Montrose water savings pushed

Student will monitor usage

In addition to fixing their drinking water woes, Montrose is embracing environmentally-sound water programs this summer.

Council agreed to devote $3,500 to hire a student under the  Columbia Basin Trust’s water ambassador program.

“The regional district is taking the lead on organizing local communities to do a share program,” said administrator Kevin Chartres.

The idea is to share the student with other communities like Fruitvale and Warfield. The village would utilize the student for two days per week for three months to monitor and inform residents of their responsibility to conserve water.

According to councilor Joe Danchuk, when Kelowna residents installed water meters consumption initially declined but after a couple years it went back up again.

“The biggest user of water is underground sprinklers, so to have someone come provide a service, test your soil to see if you’re watering too much – I’d be happy to have someone say that . . . In Kelowna, they say it’s the biggest money saver they’ve had in saving water.”

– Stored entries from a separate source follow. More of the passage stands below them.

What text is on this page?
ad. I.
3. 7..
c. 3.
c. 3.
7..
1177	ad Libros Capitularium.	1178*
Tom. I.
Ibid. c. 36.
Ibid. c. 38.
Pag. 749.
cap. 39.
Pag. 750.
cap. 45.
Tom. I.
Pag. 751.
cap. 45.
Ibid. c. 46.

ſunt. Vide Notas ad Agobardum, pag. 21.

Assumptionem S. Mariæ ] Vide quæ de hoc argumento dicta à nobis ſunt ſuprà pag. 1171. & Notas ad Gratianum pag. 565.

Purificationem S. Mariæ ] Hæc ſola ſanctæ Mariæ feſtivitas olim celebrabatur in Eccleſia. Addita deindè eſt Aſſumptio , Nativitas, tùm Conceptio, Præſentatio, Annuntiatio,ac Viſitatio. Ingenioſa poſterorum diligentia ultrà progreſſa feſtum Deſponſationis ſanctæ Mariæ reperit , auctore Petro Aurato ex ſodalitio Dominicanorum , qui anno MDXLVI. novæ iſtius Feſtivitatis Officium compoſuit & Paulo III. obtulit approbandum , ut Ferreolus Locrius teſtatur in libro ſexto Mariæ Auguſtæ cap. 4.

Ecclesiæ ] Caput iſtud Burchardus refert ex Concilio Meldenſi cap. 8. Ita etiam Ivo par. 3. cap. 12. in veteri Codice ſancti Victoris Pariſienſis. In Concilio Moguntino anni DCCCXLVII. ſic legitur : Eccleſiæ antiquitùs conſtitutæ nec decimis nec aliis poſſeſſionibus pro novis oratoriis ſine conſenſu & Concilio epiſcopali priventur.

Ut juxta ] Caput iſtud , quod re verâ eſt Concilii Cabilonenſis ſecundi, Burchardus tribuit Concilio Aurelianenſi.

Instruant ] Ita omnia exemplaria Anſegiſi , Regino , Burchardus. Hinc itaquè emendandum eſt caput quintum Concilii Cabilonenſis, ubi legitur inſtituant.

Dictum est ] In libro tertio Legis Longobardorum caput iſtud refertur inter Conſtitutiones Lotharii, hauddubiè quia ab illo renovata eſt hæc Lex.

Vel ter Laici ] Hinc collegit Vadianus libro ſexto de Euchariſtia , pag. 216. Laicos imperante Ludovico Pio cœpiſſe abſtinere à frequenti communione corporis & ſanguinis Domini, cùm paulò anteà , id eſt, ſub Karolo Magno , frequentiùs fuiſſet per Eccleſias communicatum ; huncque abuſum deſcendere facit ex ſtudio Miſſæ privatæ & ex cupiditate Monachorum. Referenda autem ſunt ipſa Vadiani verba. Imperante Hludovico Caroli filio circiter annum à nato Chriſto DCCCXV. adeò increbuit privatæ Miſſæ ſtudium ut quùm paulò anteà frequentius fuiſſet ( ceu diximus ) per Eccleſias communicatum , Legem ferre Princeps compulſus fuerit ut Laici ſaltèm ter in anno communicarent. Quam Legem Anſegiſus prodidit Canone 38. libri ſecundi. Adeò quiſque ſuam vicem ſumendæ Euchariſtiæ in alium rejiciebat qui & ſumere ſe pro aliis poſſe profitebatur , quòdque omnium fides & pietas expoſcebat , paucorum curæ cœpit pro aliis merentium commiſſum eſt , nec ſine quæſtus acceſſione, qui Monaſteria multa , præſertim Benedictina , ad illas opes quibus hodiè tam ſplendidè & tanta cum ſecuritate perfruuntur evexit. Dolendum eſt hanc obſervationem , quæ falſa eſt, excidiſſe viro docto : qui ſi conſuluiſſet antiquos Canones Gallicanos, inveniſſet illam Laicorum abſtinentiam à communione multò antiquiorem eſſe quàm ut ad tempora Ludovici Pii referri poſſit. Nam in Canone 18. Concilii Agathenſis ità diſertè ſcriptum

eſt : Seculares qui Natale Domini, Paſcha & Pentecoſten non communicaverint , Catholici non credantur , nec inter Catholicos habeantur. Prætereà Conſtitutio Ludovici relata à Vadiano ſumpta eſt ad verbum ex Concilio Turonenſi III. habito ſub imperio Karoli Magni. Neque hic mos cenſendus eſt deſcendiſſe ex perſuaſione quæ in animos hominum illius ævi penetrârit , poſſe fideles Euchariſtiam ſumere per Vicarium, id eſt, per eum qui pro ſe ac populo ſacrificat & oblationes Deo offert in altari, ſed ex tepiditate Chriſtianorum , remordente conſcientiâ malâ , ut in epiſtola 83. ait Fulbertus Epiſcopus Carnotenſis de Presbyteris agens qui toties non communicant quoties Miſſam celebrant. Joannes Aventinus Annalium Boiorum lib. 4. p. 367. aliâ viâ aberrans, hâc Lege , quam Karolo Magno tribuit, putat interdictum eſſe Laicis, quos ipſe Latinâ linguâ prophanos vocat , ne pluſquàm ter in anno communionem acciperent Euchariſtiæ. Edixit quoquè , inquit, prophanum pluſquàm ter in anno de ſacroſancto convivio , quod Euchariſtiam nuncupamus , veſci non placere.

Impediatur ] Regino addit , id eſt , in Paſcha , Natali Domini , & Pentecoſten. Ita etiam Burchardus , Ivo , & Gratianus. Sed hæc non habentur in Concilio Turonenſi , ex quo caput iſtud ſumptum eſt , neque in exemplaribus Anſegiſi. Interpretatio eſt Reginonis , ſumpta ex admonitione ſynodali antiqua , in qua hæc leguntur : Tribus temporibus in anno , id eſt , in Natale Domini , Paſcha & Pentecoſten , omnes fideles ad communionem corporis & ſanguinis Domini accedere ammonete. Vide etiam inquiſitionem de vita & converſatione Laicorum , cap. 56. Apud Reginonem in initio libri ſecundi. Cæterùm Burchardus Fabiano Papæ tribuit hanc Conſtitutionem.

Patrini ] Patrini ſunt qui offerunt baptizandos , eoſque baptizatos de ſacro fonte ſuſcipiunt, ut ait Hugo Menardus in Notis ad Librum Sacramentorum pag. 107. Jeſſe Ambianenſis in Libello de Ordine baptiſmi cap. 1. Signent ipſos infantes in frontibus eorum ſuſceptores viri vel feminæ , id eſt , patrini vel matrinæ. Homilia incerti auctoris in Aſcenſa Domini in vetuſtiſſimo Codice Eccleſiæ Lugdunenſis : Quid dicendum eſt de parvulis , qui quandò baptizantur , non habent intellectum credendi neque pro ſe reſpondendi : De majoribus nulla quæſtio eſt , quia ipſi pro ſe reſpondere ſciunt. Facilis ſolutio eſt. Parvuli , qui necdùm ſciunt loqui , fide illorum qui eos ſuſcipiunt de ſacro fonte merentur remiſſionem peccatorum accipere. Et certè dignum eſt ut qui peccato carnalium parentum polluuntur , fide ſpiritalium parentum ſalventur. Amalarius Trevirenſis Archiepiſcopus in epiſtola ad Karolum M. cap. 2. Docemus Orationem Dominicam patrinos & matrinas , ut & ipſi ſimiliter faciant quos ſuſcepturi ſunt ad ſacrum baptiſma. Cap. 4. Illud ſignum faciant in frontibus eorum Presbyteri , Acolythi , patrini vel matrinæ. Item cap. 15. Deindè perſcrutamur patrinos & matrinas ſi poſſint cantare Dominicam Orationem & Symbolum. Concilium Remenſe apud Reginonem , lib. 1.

The duties of the water smart ambassador would be to assess landscape and irrigation systems, audit parks, village buildings and public spaces as well as in-home water audits for residents.

Brian Teasdale, water ambassador organizer and Regional District operations manager, was unavailable for comment Friday but Montrose Mayor Griff Welsh said after speaking to him earlier in the week, they were still waiting to hear if other municipalities would join the initiative.

Montrose Village is offering a water-metering program for interested families.

The meters will be installed and monitored by maintenance staff free of charge and water usage added to residential data.

“Families with two or more children of varying ages will provide further information for future conservation initiatives,” said Chartres.

Four meters are available for interested families. Currently the village records monthly water use from various households and businesses, however the data is limited to one demographic.

Like hydro and natural gas readings, the meters require no entrance into homes.